As with so many of my recent favourites, I found out about Liquid Vega thanks to the ever-fantastic FACT Magazine. The band were available for an email interview, so that’s where the quotes come from. Looking forward to some proper releases from these guys. (PS: now you see where my header image comes from. :-))

Liquid Vega 1

LIQUID VEGA

MEMBERS: Vincent Gomes (music/vocals), Genevieve Duprie (vocals/music)
FORMATION: Paris, 2008.
FOR FANS OF: Glass Candy, The xx, The Cure.
CHECK OUT: Tracks streaming at the band’s Myspace page.
WEBSITE: www.myspace.com/liquidvega

Liquid Vega are the very definition of enigmatic. An unsigned duo who claim to be “from London via various other places” and who met at a party in Paris, they are still to release a note of music through official channels and yet they are already the subject of a raft of glowing articles in some well-respected organs, online and in print. And here we are, joining in. But believe us when we say that we would leave well alone if we weren’t completely smitten with their delicate yet darkly erotic sound, a blend of Disintegration-era Cure’s dramatic sweep and the sinister glamour of the excellent Italians Do It Better label – Chromatics, Glass Candy, Desire. Vincent and Genevieve call it “ghost disco”, and we honestly couldn’t put it better ourselves.
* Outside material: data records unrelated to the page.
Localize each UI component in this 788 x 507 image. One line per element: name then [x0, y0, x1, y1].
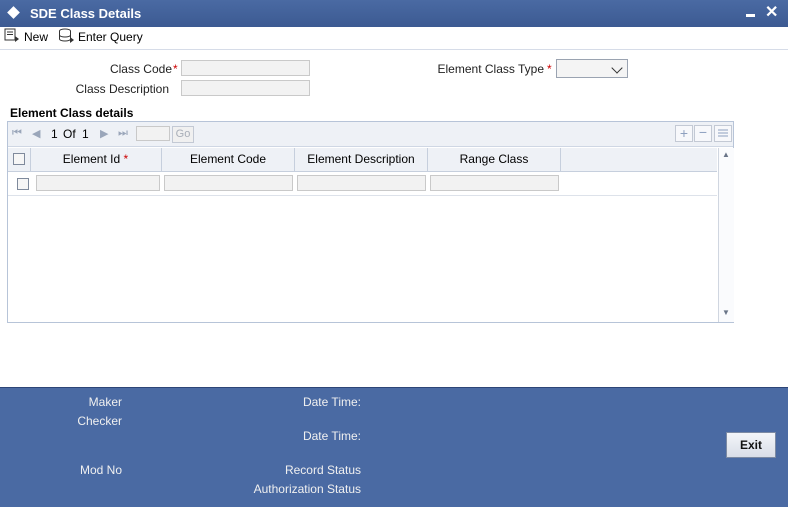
class-description-label: Class Description: [75, 82, 169, 96]
element-class-grid: ⏮ ◀ 1 Of 1 ▶ ⏭ Go + − Element Id * Eleme…: [7, 121, 734, 323]
element-class-type-select[interactable]: [556, 59, 628, 78]
enter-query-icon: [58, 28, 75, 48]
mod-no-label: Mod No: [79, 463, 122, 477]
record-status-label: Record Status: [284, 463, 361, 477]
element-code-input[interactable]: [164, 175, 293, 191]
grid-pager: ⏮ ◀ 1 Of 1 ▶ ⏭ Go + −: [8, 122, 733, 147]
col-element-code: Element Code: [162, 148, 295, 171]
first-page-icon[interactable]: ⏮: [12, 127, 22, 140]
col-element-description: Element Description: [295, 148, 428, 171]
element-class-type-required-mark: *: [547, 62, 552, 76]
minimize-icon[interactable]: [746, 14, 755, 17]
element-id-input[interactable]: [36, 175, 160, 191]
enter-query-button[interactable]: Enter Query: [58, 28, 143, 46]
class-code-input[interactable]: [181, 60, 310, 76]
enter-query-label: Enter Query: [78, 30, 143, 45]
new-icon: [4, 28, 21, 47]
toolbar: New Enter Query: [0, 27, 788, 50]
new-button[interactable]: New: [4, 28, 48, 46]
select-all-checkbox[interactable]: [13, 153, 25, 165]
class-code-required-mark: *: [173, 62, 178, 76]
scroll-down-icon[interactable]: ▼: [722, 308, 730, 317]
grid-scrollbar[interactable]: ▲ ▼: [718, 148, 734, 322]
row-select-checkbox[interactable]: [17, 178, 29, 190]
grid-header: Element Id * Element Code Element Descri…: [8, 148, 717, 172]
next-page-icon[interactable]: ▶: [100, 127, 108, 140]
page-of-label: Of: [63, 127, 76, 141]
element-class-type-label: Element Class Type: [437, 62, 545, 76]
range-class-input[interactable]: [430, 175, 559, 191]
class-description-input[interactable]: [181, 80, 310, 96]
class-code-label: Class Code: [109, 62, 172, 76]
total-pages: 1: [82, 127, 89, 141]
grid-section-title: Element Class details: [10, 106, 134, 120]
table-row: [8, 171, 717, 196]
scroll-up-icon[interactable]: ▲: [722, 150, 730, 159]
exit-button[interactable]: Exit: [726, 432, 776, 458]
add-row-icon[interactable]: +: [675, 125, 693, 142]
element-description-input[interactable]: [297, 175, 426, 191]
new-label: New: [24, 30, 49, 44]
window-title: SDE Class Details: [30, 6, 142, 21]
authorization-status-label: Authorization Status: [253, 482, 361, 496]
app-icon: [7, 6, 20, 19]
col-range-class: Range Class: [428, 148, 561, 171]
checker-label: Checker: [77, 414, 122, 428]
single-view-icon[interactable]: [714, 125, 732, 142]
maker-label: Maker: [88, 395, 122, 409]
checker-date-time-label: Date Time:: [302, 429, 361, 443]
maker-date-time-label: Date Time:: [302, 395, 361, 409]
go-button[interactable]: Go: [172, 126, 194, 143]
prev-page-icon[interactable]: ◀: [32, 127, 40, 140]
select-all-cell: [8, 148, 31, 171]
chevron-down-icon: [611, 62, 623, 74]
page-number-input[interactable]: [136, 126, 170, 141]
last-page-icon[interactable]: ⏭: [118, 127, 128, 140]
col-element-id: Element Id *: [30, 148, 162, 171]
current-page: 1: [51, 127, 58, 141]
audit-footer: Maker Checker Date Time: Date Time: Mod …: [0, 387, 788, 507]
title-bar: SDE Class Details ✕: [0, 0, 788, 28]
delete-row-icon[interactable]: −: [694, 125, 712, 142]
close-icon[interactable]: ✕: [765, 2, 778, 22]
“We mean a certain kind of music that is of the night, that’s almost translucent, where you’re not sure what exists through what you’ve heard,” they explain. It’s hard to pin down what exactly is so intoxicating about this band, but more than the songwriting, the atmosphere is key – teardrops on the dancefloor, a slow dance in the moonlight, the sweet ache of longing. “To have that elusive something is crucial, we think. But there is a longing in the music that results from our relationship. We’d be lost without it.” The precise nature of that relationship is ambiguous – they say that they initially “got talking over spilt wine, records and kisses in the night,” and they claim that they are mainly inspired by “each other,” but this isn’t the kind of band where you need or want all the biographical details. Maybe it’s best if they remain unknowable, floating in the ether, haunting our dreams.